Let’s consider a recent example in the United States. To encourage Americans to own their own homes, Congress established FNMA and FHLMC to subsidize housing while the Fed lowered interest rates below the market rate. And it worked, to a point. Unfortunately, some people were encouraged to make purchases they couldn’t afford while interest rates were being held (by government edict) at artificially low rates. Others used their homes as ATMs and consumed their equity or speculated in stocks. Among Austrian economists, this is known as a misallocation of resources, a government induced perversion of the market’s invisible hand.

When borrowers defaulted on their debts, the banks (lenders) experienced financial difficulties. Trillions of dollars were lost as real estate prices plummeted. The market was trying to correct for the government’s misallocation of resources. Once again, the Fed (and Treasury Department) stepped in to defy the market’s will and prevent the banks’ failures. So while the market is saying, “These banks screwed up and lost billions of dollars,” the government is saying, “We don’t care. We like these banks and we’re going to help them continue to screw up, (or, “Now it’s our turn to fight the markets”).

When the auto industry realized that the market no longer demanded as many automobiles, what did it do? Did it cut production and costs and live according to market demands? Yes and no. It cut back on production, but not enough. Instead, automakers went to Washington for another misallocation of resources (taxpayer resources).

In a misguided flight to safety, some people are panicking and putting their money into U.S. T-Bonds (they have faith in the government’s force and ability to repay its debts), while others are liquidating their remaining assets to pay down debts. Is this another misallocation of resources? How long before the T-Bond market corrects for this bubble?

And now we have a new president who wants to stimulate the economy by rebuilding infrastructure and escalating the war in Afghanistan (more government make-work projects). It seems that each market interference leads to another. Unfortunately, the U.S. has gone way beyond a misallocation of resources—it is spending resources it just doesn’t have and it’s going deeper into debt to cover these misallocations. At some point, when other countries realize that the U.S. government can’t repay its debts, they will stop lending (buying T-Bonds) and the bubble will burst.
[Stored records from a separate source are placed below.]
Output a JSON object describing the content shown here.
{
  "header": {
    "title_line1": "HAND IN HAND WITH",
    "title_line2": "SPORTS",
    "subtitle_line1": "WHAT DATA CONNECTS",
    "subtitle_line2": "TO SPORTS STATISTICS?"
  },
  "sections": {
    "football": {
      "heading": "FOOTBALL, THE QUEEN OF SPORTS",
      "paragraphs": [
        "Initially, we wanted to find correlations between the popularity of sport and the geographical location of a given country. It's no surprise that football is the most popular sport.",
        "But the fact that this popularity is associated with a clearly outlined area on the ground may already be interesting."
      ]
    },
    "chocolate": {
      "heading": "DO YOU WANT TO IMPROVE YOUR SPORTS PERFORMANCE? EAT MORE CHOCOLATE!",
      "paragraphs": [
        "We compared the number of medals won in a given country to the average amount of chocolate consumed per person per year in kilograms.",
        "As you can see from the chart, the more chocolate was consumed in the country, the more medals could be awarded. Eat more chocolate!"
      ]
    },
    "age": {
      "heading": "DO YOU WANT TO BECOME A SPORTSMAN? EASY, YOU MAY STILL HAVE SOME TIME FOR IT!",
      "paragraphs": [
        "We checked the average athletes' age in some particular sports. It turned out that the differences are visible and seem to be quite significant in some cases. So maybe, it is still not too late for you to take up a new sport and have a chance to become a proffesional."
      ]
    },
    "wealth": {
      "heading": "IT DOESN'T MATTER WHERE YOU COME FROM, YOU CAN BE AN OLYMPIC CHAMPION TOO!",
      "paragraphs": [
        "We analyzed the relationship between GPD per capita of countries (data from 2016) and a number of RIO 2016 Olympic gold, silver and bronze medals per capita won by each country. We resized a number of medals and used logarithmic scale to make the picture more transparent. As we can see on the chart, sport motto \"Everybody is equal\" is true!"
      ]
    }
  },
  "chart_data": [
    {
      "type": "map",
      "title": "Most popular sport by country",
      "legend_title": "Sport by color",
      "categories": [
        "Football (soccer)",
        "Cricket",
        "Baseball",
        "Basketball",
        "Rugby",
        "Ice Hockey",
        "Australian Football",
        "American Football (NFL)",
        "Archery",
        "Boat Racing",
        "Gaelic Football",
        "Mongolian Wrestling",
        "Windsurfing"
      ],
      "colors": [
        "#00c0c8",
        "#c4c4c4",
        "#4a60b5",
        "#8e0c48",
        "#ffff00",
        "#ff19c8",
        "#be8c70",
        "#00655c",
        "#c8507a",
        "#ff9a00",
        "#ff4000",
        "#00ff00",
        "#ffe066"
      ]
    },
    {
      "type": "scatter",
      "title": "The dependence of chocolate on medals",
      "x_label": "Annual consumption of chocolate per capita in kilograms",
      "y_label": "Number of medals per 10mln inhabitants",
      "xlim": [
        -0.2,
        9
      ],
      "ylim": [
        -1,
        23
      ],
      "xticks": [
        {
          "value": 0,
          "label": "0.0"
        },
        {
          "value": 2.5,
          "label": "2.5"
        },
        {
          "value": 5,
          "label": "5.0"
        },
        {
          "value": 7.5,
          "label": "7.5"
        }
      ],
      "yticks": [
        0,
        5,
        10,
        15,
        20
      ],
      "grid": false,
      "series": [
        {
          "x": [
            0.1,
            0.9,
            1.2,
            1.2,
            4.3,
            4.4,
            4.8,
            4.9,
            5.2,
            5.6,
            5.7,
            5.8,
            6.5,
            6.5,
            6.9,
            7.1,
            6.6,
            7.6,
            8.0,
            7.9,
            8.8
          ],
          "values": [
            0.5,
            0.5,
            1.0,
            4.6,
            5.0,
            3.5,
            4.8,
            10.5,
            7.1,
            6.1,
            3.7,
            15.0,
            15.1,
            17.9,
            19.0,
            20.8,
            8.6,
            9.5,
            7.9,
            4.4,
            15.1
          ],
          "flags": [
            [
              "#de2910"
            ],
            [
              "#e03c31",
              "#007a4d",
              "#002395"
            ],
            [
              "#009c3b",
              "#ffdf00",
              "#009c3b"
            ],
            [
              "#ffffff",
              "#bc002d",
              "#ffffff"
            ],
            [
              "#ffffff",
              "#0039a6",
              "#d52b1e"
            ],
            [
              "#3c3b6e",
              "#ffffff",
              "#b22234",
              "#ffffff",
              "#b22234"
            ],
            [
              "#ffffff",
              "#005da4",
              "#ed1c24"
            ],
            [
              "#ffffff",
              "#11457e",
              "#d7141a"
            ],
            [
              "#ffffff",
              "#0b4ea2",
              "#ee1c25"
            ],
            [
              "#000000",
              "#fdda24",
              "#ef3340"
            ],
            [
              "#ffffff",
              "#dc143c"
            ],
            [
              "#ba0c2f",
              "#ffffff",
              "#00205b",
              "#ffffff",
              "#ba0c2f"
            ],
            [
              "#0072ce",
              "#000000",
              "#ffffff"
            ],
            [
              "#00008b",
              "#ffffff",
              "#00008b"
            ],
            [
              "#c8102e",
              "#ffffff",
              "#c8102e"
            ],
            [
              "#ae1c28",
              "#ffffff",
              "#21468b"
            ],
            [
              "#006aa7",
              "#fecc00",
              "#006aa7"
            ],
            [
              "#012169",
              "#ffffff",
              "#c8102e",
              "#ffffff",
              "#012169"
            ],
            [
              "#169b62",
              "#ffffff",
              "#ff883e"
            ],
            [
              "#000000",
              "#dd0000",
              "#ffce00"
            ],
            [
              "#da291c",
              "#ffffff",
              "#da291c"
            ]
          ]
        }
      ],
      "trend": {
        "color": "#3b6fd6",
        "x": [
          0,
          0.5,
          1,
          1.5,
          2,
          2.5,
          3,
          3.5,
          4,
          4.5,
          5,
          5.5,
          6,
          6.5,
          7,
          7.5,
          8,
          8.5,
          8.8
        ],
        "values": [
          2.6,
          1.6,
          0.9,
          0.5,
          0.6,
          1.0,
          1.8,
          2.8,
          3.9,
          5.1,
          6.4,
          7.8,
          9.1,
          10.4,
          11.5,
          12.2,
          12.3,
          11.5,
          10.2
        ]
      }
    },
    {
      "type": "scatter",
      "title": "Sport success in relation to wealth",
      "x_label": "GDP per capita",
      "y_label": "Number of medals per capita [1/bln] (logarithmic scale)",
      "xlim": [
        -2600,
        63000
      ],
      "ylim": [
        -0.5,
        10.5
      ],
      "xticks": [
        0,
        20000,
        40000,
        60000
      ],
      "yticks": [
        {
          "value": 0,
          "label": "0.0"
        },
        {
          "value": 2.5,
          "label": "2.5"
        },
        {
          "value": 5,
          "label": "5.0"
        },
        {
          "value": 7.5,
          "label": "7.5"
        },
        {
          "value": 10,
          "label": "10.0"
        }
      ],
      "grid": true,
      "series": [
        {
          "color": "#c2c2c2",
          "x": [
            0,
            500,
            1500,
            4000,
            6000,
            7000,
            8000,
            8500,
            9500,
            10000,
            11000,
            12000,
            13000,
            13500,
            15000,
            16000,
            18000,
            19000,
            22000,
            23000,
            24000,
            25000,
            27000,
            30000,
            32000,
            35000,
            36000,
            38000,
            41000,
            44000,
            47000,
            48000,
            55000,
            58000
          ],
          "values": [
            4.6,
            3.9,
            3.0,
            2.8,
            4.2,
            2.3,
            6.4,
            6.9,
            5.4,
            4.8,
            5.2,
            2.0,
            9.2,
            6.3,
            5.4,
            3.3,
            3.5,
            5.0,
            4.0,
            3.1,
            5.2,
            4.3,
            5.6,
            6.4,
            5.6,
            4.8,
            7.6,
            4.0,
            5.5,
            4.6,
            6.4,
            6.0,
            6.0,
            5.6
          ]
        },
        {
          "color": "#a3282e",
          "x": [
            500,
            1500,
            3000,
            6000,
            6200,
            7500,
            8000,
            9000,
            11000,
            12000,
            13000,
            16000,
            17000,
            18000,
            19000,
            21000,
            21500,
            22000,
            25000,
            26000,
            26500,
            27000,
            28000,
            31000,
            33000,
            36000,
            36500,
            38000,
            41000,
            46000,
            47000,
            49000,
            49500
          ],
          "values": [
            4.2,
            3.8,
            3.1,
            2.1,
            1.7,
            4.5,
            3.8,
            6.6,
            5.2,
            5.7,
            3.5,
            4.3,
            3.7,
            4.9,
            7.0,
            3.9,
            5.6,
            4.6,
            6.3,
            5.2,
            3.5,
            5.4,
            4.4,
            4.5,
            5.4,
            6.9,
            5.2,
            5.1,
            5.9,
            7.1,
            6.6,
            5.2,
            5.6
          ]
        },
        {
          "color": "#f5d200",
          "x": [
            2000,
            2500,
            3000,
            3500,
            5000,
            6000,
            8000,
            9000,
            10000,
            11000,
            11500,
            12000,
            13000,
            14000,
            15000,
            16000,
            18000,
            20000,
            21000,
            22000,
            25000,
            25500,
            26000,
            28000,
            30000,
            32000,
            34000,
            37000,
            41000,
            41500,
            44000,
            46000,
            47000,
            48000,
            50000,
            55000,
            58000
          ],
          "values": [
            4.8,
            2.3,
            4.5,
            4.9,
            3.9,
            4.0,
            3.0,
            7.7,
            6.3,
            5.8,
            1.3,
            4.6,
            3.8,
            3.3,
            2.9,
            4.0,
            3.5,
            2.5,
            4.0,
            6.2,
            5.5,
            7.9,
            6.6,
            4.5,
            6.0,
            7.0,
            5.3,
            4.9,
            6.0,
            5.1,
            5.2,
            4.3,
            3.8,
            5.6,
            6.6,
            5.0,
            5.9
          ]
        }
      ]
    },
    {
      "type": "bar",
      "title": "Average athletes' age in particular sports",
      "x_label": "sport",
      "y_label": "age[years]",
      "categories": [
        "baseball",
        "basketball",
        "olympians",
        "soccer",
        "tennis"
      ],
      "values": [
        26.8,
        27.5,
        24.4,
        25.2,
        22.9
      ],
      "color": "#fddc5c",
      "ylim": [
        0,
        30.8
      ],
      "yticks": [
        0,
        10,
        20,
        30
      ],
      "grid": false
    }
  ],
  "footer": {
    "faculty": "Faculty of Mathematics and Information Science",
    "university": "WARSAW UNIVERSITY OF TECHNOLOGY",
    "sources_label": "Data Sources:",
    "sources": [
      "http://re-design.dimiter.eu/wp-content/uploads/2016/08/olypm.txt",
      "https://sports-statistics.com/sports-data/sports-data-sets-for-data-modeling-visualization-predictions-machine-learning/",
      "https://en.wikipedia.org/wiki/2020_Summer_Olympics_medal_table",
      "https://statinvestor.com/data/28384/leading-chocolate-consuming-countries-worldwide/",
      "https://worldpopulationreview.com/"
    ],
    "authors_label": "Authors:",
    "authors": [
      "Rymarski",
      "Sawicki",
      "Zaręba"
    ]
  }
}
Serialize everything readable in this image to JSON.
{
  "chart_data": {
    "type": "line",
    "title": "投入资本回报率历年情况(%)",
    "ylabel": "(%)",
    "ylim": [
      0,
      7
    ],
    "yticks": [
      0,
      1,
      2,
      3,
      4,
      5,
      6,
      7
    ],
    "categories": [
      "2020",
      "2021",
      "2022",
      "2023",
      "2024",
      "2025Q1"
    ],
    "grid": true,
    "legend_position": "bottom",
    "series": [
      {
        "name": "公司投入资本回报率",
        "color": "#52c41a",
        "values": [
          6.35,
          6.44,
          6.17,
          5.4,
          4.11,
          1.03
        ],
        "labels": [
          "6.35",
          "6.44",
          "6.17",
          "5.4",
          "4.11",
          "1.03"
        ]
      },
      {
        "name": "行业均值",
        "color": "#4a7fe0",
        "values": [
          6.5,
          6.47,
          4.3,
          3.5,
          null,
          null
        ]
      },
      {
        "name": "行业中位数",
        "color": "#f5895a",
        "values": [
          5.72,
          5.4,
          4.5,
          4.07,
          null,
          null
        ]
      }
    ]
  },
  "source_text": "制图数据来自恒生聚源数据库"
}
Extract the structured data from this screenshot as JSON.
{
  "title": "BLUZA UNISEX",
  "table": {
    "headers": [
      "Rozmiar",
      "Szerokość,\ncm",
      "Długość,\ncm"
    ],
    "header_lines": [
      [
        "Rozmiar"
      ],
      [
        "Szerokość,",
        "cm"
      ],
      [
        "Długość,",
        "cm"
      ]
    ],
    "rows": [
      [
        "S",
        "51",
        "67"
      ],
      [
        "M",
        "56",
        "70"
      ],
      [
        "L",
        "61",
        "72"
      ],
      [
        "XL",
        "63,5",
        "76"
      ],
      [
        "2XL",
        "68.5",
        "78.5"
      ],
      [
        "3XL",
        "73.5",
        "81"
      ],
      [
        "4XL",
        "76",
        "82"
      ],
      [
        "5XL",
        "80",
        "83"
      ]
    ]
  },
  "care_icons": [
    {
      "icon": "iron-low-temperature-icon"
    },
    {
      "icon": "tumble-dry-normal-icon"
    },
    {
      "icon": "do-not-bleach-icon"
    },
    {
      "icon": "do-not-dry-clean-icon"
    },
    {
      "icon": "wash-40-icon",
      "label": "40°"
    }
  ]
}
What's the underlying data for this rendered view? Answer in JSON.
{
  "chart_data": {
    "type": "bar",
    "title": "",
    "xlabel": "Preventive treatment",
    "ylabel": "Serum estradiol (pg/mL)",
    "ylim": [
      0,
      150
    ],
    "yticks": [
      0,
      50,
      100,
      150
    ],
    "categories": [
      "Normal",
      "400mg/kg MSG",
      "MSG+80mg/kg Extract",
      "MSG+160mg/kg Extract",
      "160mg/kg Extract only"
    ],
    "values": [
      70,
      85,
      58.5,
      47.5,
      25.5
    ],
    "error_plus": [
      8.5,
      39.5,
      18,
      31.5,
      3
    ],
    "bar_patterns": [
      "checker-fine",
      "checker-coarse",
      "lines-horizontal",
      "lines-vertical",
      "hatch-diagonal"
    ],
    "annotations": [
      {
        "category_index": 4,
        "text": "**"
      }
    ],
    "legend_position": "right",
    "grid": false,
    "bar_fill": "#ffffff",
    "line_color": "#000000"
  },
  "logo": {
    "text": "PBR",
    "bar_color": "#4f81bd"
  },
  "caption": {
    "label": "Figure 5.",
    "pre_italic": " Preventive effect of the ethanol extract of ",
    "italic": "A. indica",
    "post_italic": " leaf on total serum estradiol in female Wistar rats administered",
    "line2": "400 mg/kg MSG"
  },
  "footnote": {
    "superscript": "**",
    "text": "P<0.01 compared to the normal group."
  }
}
Simultaneously, the dollar will experience a vertiginous drop relative to the market’s money (gold and silver).

Every time a government steps in to “do something,” it fights the markets and misallocates resources. If instead, governments would do nothing, they would let the markets do their job of allocating scarce resources according to consumers’ demands. There wouldn’t be a misallocation of resources. But, of course governments have been meddling in the markets for a long time and it appears the weight of those misallocations may be at its limit. Somehow, over time, more people have developed a faith in government force than have acquired a faith in the markets’ ability to allocate resources. That’s unfortunate, because in the long run, the markets will win—maybe not in the United States, but somewhere where honest money and freedom are valued above government force and fiat money.